= Francisco Ruiz Lozano =

Francisco Ruiz Lozano, Cosmógrafo Mayor of the Viceroyalty of Peru

Francisco Ruiz Lozano (1607, Oruro, Upper Peru—1677, Mexico City) was a Peruvian soldier, astronomer, mathematician and educator.

Ruiz Lozano was born in Oruro (now in Bolivia). He studied with the Jesuits in Lima at the College of San Martín. It was here that he acquired his love of mathematics. He also studied hydrography, as a mathematical science. In 1651, he moved to Mexico City to continue his studies at the University of Mexico. In Mexico, he also learned navigation, not only in theory, but also in practice. Together with his teacher, Fray Diego Rodríguez, he observed the Comet of 1652. They reported on it in Discurso ethereológico del nuevo cometa, visto en aqueste Hemisferio Mexicano; y generalmente en todo el mundo. Este año de 1652, published that year in Mexico City.

He returned to Lima in 1655 in the party of the new viceroy, Luis Enríquez de Guzmán, conde de Alba de Liste. Enríquez de Guzmán had been viceroy of New Spain, and was now taking up his new position in Peru. He appointed Ruiz Lozano captain of Spanish infantry.
He served as the first director of the nautical school founded in 1657 in Lima, at the Hospital of Espiritu Santo, a sailors' hospital. The mission of the nautical academic was "to form men skillful in the handling of ships for the defense of the viceroyalty." He was also cosmógrafo mayor of Peru. The duties of cosmógrafo mayor included publishing almanacs and sailing instructions. He served for several years as the director of the Hospital of Espiritu Santo, improving its building and its financial situation.
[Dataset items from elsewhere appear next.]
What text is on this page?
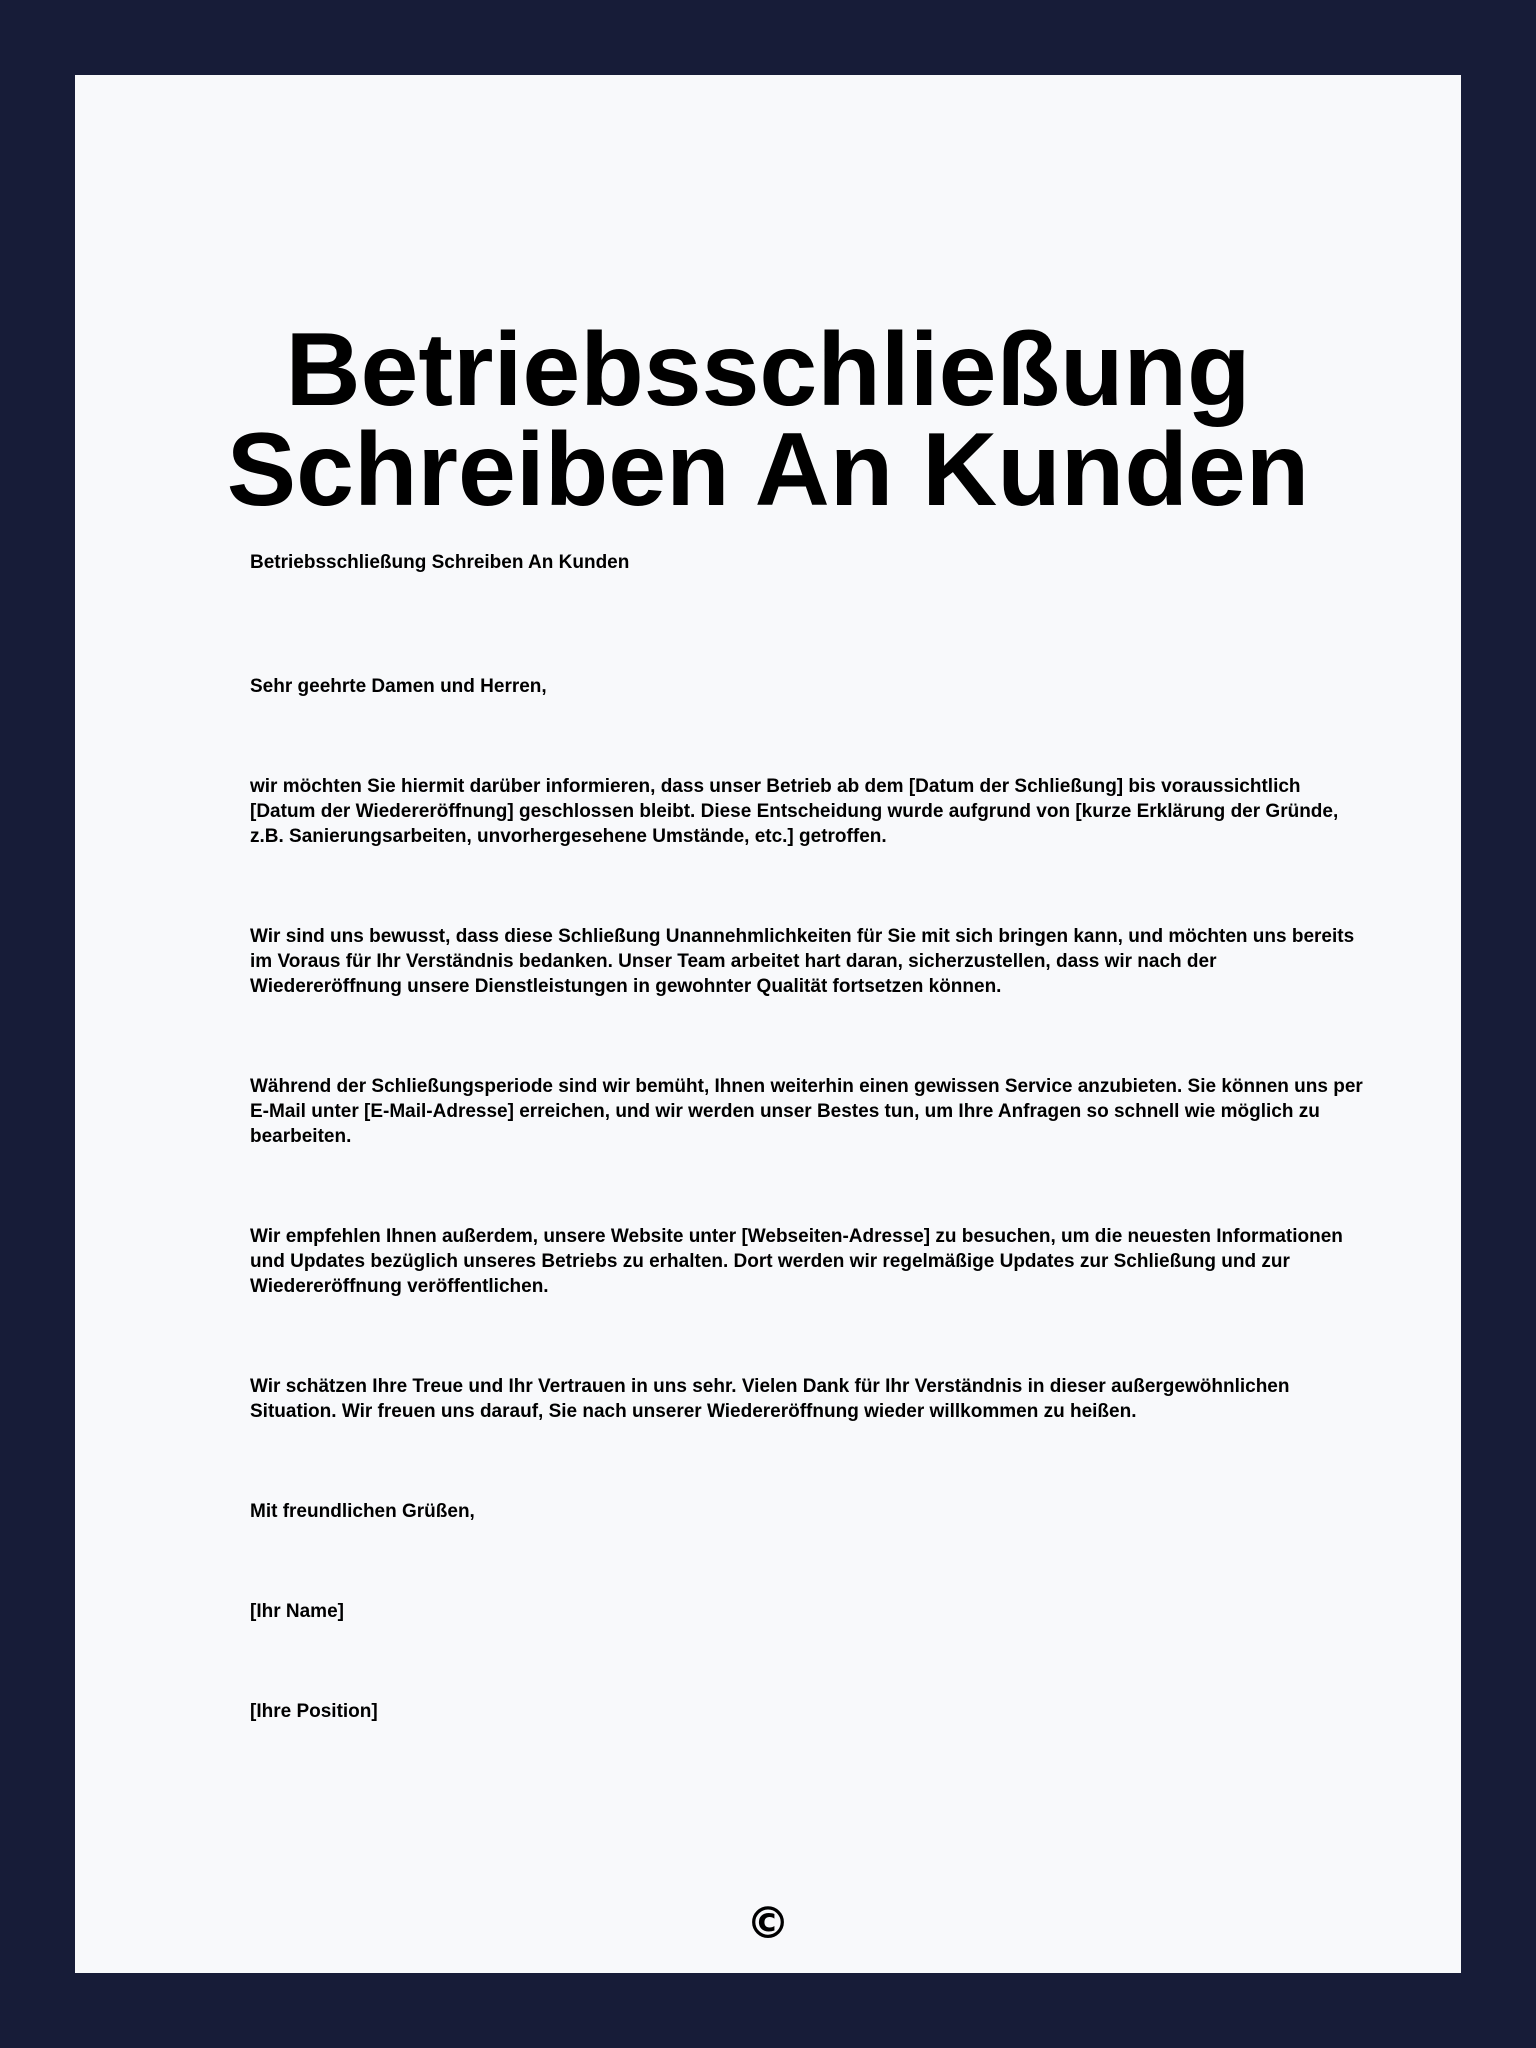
Betriebsschließung
Schreiben An Kunden

Betriebsschließung Schreiben An Kunden

Sehr geehrte Damen und Herren,

wir möchten Sie hiermit darüber informieren, dass unser Betrieb ab dem [Datum der Schließung] bis voraussichtlich [Datum der Wiedereröffnung] geschlossen bleibt. Diese Entscheidung wurde aufgrund von [kurze Erklärung der Gründe, z.B. Sanierungsarbeiten, unvorhergesehene Umstände, etc.] getroffen.

Wir sind uns bewusst, dass diese Schließung Unannehmlichkeiten für Sie mit sich bringen kann, und möchten uns bereits im Voraus für Ihr Verständnis bedanken. Unser Team arbeitet hart daran, sicherzustellen, dass wir nach der Wiedereröffnung unsere Dienstleistungen in gewohnter Qualität fortsetzen können.

Während der Schließungsperiode sind wir bemüht, Ihnen weiterhin einen gewissen Service anzubieten. Sie können uns per E-Mail unter [E-Mail-Adresse] erreichen, und wir werden unser Bestes tun, um Ihre Anfragen so schnell wie möglich zu bearbeiten.

Wir empfehlen Ihnen außerdem, unsere Website unter [Webseiten-Adresse] zu besuchen, um die neuesten Informationen und Updates bezüglich unseres Betriebs zu erhalten. Dort werden wir regelmäßige Updates zur Schließung und zur Wiedereröffnung veröffentlichen.

Wir schätzen Ihre Treue und Ihr Vertrauen in uns sehr. Vielen Dank für Ihr Verständnis in dieser außergewöhnlichen Situation. Wir freuen uns darauf, Sie nach unserer Wiedereröffnung wieder willkommen zu heißen.

Mit freundlichen Grüßen,

[Ihr Name]

[Ihre Position]

©
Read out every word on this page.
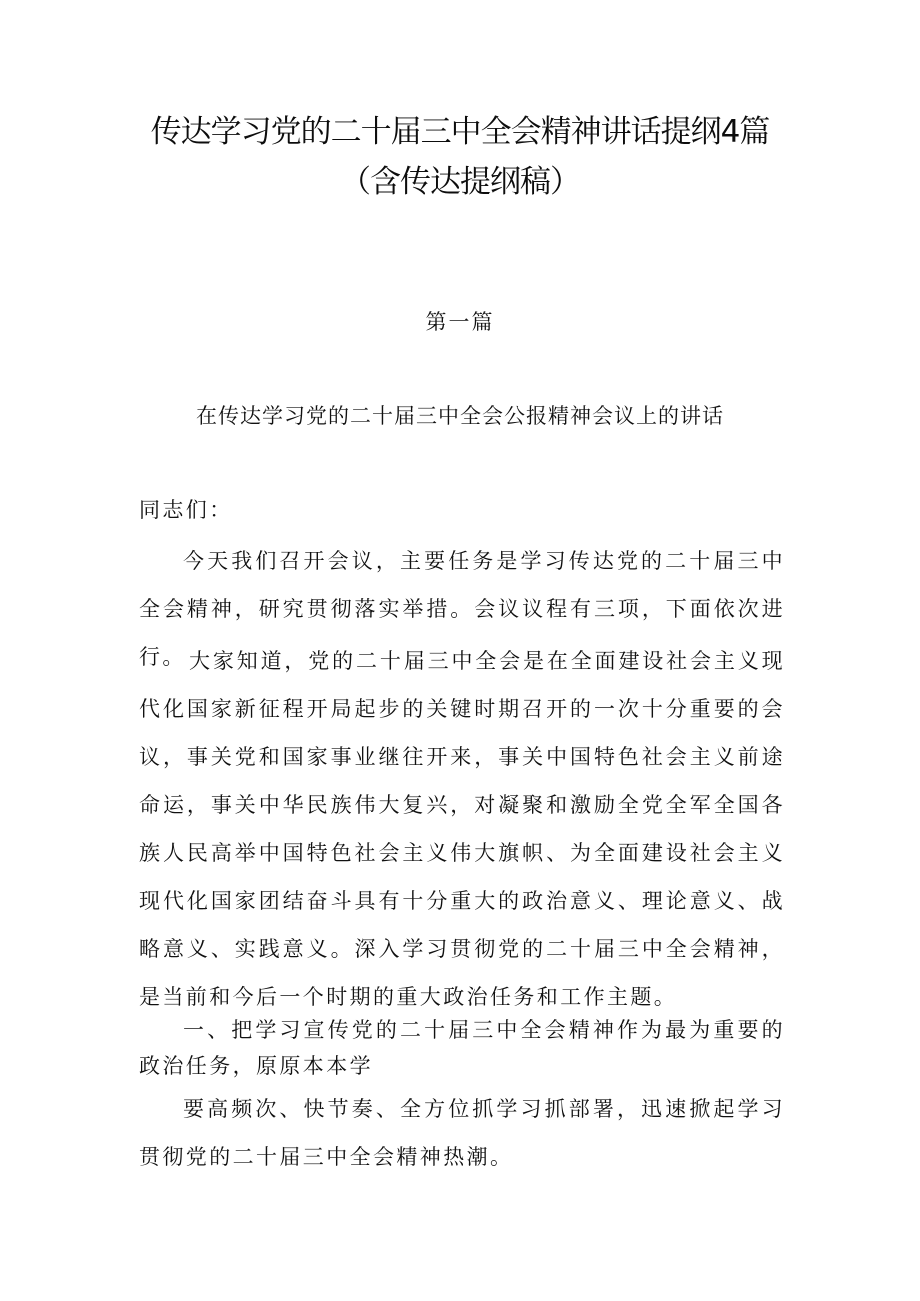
传达学习党的二十届三中全会精神讲话提纲4篇
（含传达提纲稿）
第一篇
在传达学习党的二十届三中全会公报精神会议上的讲话
同志们：
今天我们召开会议，主要任务是学习传达党的二十届三中全会精神，研究贯彻落实举措。会议议程有三项，下面依次进行。 大家知道，党的二十届三中全会是在全面建设社会主义现代化国家新征程开局起步的关键时期召开的一次十分重要的会议，事关党和国家事业继往开来，事关中国特色社会主义前途命运，事关中华民族伟大复兴，对凝聚和激励全党全军全国各族人民高举中国特色社会主义伟大旗帜、为全面建设社会主义现代化国家团结奋斗具有十分重大的政治意义、理论意义、战略意义、实践意义。深入学习贯彻党的二十届三中全会精神，是当前和今后一个时期的重大政治任务和工作主题。
一、把学习宣传党的二十届三中全会精神作为最为重要的政治任务，原原本本学
要高频次、快节奏、全方位抓学习抓部署，迅速掀起学习贯彻党的二十届三中全会精神热潮。
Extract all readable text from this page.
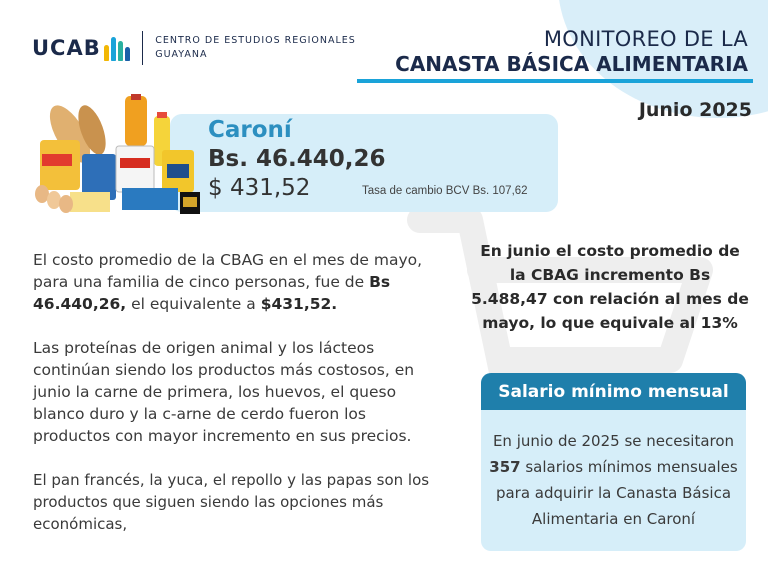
UCAB	CENTRO DE ESTUDIOS REGIONALES
GUAYANA
MONITOREO DE LA
CANASTA BÁSICA ALIMENTARIA
Junio 2025
Caroní
Bs. 46.440,26
$ 431,52	Tasa de cambio BCV Bs. 107,62
El costo promedio de la CBAG en el mes de mayo, para una familia de cinco personas, fue de Bs 46.440,26, el equivalente a $431,52.
Las proteínas de origen animal y los lácteos continúan siendo los productos más costosos, en junio la carne de primera, los huevos, el queso blanco duro y la c-arne de cerdo fueron los productos con mayor incremento en sus precios.
El pan francés, la yuca, el repollo y las papas son los productos que siguen siendo las opciones más económicas,
En junio el costo promedio de la CBAG incremento Bs 5.488,47 con relación al mes de mayo, lo que equivale al 13%
Salario mínimo mensual
En junio de 2025 se necesitaron 357 salarios mínimos mensuales para adquirir la Canasta Básica Alimentaria en Caroní
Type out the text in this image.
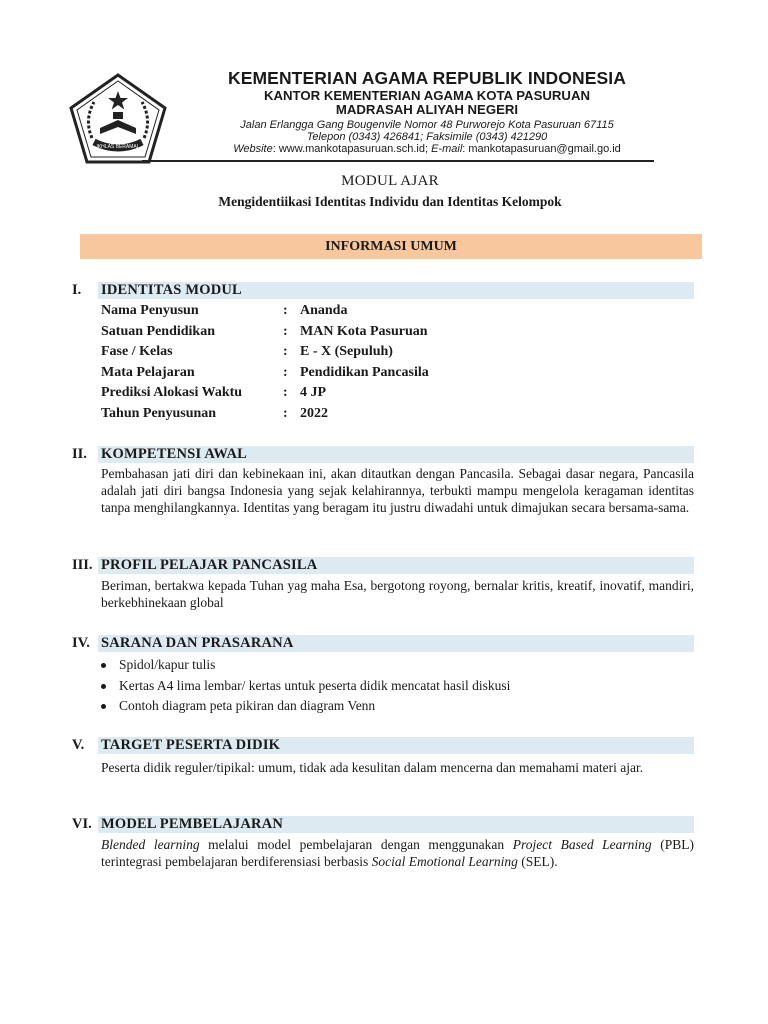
IKHLAS BERAMAL
KEMENTERIAN AGAMA REPUBLIK INDONESIA
KANTOR KEMENTERIAN AGAMA KOTA PASURUAN
MADRASAH ALIYAH NEGERI
Jalan Erlangga Gang Bougenvile Nomor 48 Purworejo Kota Pasuruan 67115
Telepon (0343) 426841; Faksimile (0343) 421290
Website: www.mankotapasuruan.sch.id; E-mail: mankotapasuruan@gmail.go.id
MODUL AJAR
Mengidentiikasi Identitas Individu dan Identitas Kelompok
INFORMASI UMUM
I. IDENTITAS MODUL
Nama Penyusun	: Ananda
Satuan Pendidikan	: MAN Kota Pasuruan
Fase / Kelas	: E - X (Sepuluh)
Mata Pelajaran	: Pendidikan Pancasila
Prediksi Alokasi Waktu	: 4 JP
Tahun Penyusunan	: 2022
II. KOMPETENSI AWAL
Pembahasan jati diri dan kebinekaan ini, akan ditautkan dengan Pancasila. Sebagai dasar negara, Pancasila adalah jati diri bangsa Indonesia yang sejak kelahirannya, terbukti mampu mengelola keragaman identitas tanpa menghilangkannya. Identitas yang beragam itu justru diwadahi untuk dimajukan secara bersama-sama.
III. PROFIL PELAJAR PANCASILA
Beriman, bertakwa kepada Tuhan yag maha Esa, bergotong royong, bernalar kritis, kreatif, inovatif, mandiri, berkebhinekaan global
IV. SARANA DAN PRASARANA
Spidol/kapur tulis
Kertas A4 lima lembar/ kertas untuk peserta didik mencatat hasil diskusi
Contoh diagram peta pikiran dan diagram Venn
V. TARGET PESERTA DIDIK
Peserta didik reguler/tipikal: umum, tidak ada kesulitan dalam mencerna dan memahami materi ajar.
VI. MODEL PEMBELAJARAN
Blended learning melalui model pembelajaran dengan menggunakan Project Based Learning (PBL) terintegrasi pembelajaran berdiferensiasi berbasis Social Emotional Learning (SEL).
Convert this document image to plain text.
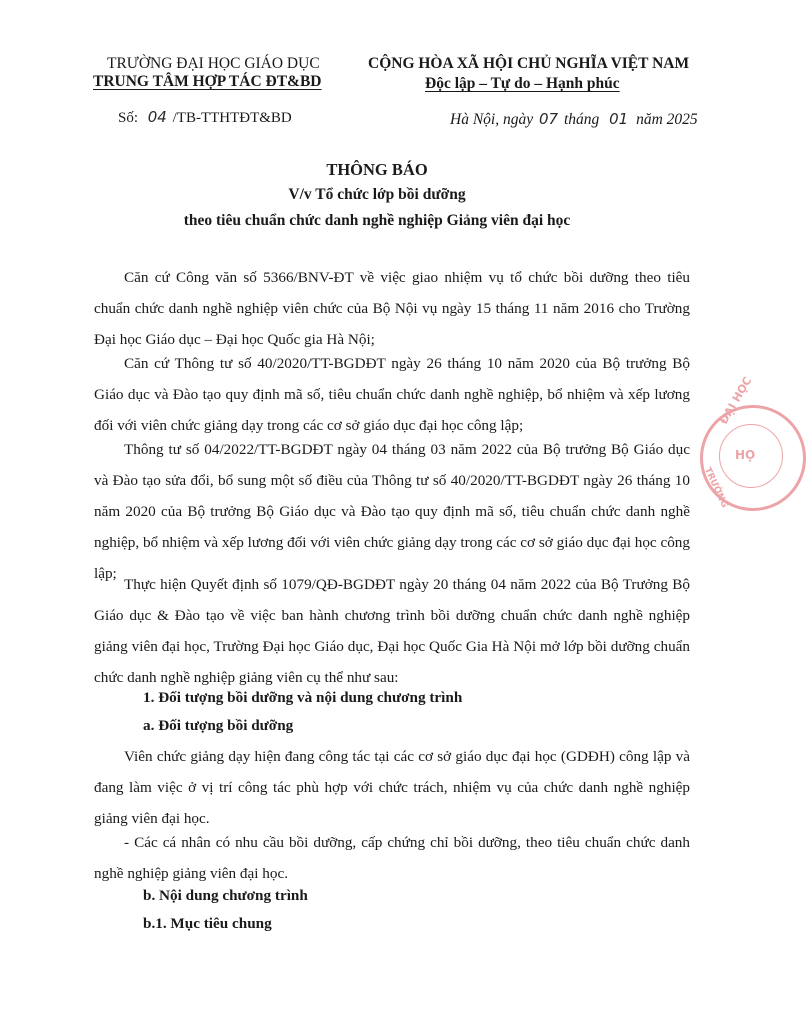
TRƯỜNG ĐẠI HỌC GIÁO DỤC
TRUNG TÂM HỢP TÁC ĐT&BD
CỘNG HÒA XÃ HỘI CHỦ NGHĨA VIỆT NAM
Độc lập – Tự do – Hạnh phúc
Số: 04 /TB-TTHTĐT&BD	Hà Nội, ngày 07 tháng 01 năm 2025
THÔNG BÁO
V/v Tổ chức lớp bồi dưỡng
theo tiêu chuẩn chức danh nghề nghiệp Giảng viên đại học

Căn cứ Công văn số 5366/BNV-ĐT về việc giao nhiệm vụ tổ chức bồi dưỡng theo tiêu chuẩn chức danh nghề nghiệp viên chức của Bộ Nội vụ ngày 15 tháng 11 năm 2016 cho Trường Đại học Giáo dục – Đại học Quốc gia Hà Nội;

Căn cứ Thông tư số 40/2020/TT-BGDĐT ngày 26 tháng 10 năm 2020 của Bộ trưởng Bộ Giáo dục và Đào tạo quy định mã số, tiêu chuẩn chức danh nghề nghiệp, bổ nhiệm và xếp lương đối với viên chức giảng dạy trong các cơ sở giáo dục đại học công lập;

Thông tư số 04/2022/TT-BGDĐT ngày 04 tháng 03 năm 2022 của Bộ trưởng Bộ Giáo dục và Đào tạo sửa đổi, bổ sung một số điều của Thông tư số 40/2020/TT-BGDĐT ngày 26 tháng 10 năm 2020 của Bộ trưởng Bộ Giáo dục và Đào tạo quy định mã số, tiêu chuẩn chức danh nghề nghiệp, bổ nhiệm và xếp lương đối với viên chức giảng dạy trong các cơ sở giáo dục đại học công lập;

Thực hiện Quyết định số 1079/QĐ-BGDĐT ngày 20 tháng 04 năm 2022 của Bộ Trưởng Bộ Giáo dục & Đào tạo về việc ban hành chương trình bồi dưỡng chuẩn chức danh nghề nghiệp giảng viên đại học, Trường Đại học Giáo dục, Đại học Quốc Gia Hà Nội mở lớp bồi dưỡng chuẩn chức danh nghề nghiệp giảng viên cụ thể như sau:

1. Đối tượng bồi dưỡng và nội dung chương trình
a. Đối tượng bồi dưỡng

Viên chức giảng dạy hiện đang công tác tại các cơ sở giáo dục đại học (GDĐH) công lập và đang làm việc ở vị trí công tác phù hợp với chức trách, nhiệm vụ của chức danh nghề nghiệp giảng viên đại học.

- Các cá nhân có nhu cầu bồi dưỡng, cấp chứng chỉ bồi dưỡng, theo tiêu chuẩn chức danh nghề nghiệp giảng viên đại học.

b. Nội dung chương trình
b.1. Mục tiêu chung
ĐẠI HỌC
HỌ
TRƯỜNG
In 1658 he married Jacoba de la Cueva, a native of Lima. He was tutor to the sons of Viceroy Enríquez de Guzmán and, together with Juan Ramón Koening, a tutor to the son of the viceroy who succeeded Enríquez de Guzmán, Diego de Benavides y de la Cueva. He held the first university chair of mathematics in Peru.

In 1660 or 1661 he was in Portobelo, Panama, where he acquired various kinds of merchandise. In 1662 he was in Panama City on similar business. Over his lifetime, he pursued mercantile affairs nearly everywhere in Spanish America — Panama, Cartagena de Indias, Acapulco, Valparaíso, Concepción and Talcahuano.

Later, probably under the government of Baltasar de la Cueva Enríquez, Count of Castellar (1674-1678), Ruiz Lozano was named general of the navy of the Southern Sea.

In 1665 in Lima he published Tratado de Cometas, observación y juicio del que se vió en esta ciudad de los Reyes, y generalmente en todo el Mundo, por los fines del año 1664 y principios de 1665 (Treatise on Comets, observation and judgment of what I saw in the City of Kings [Lima], and generally anywhere in the world, from the end of 1664 to the beginning of 1665). This report was the first publication of European astronomical observations in South America. The comet had first been observed on December 11, 1664.

He died in Mexico City, apparently on a commercial venture involving the trading of mercury.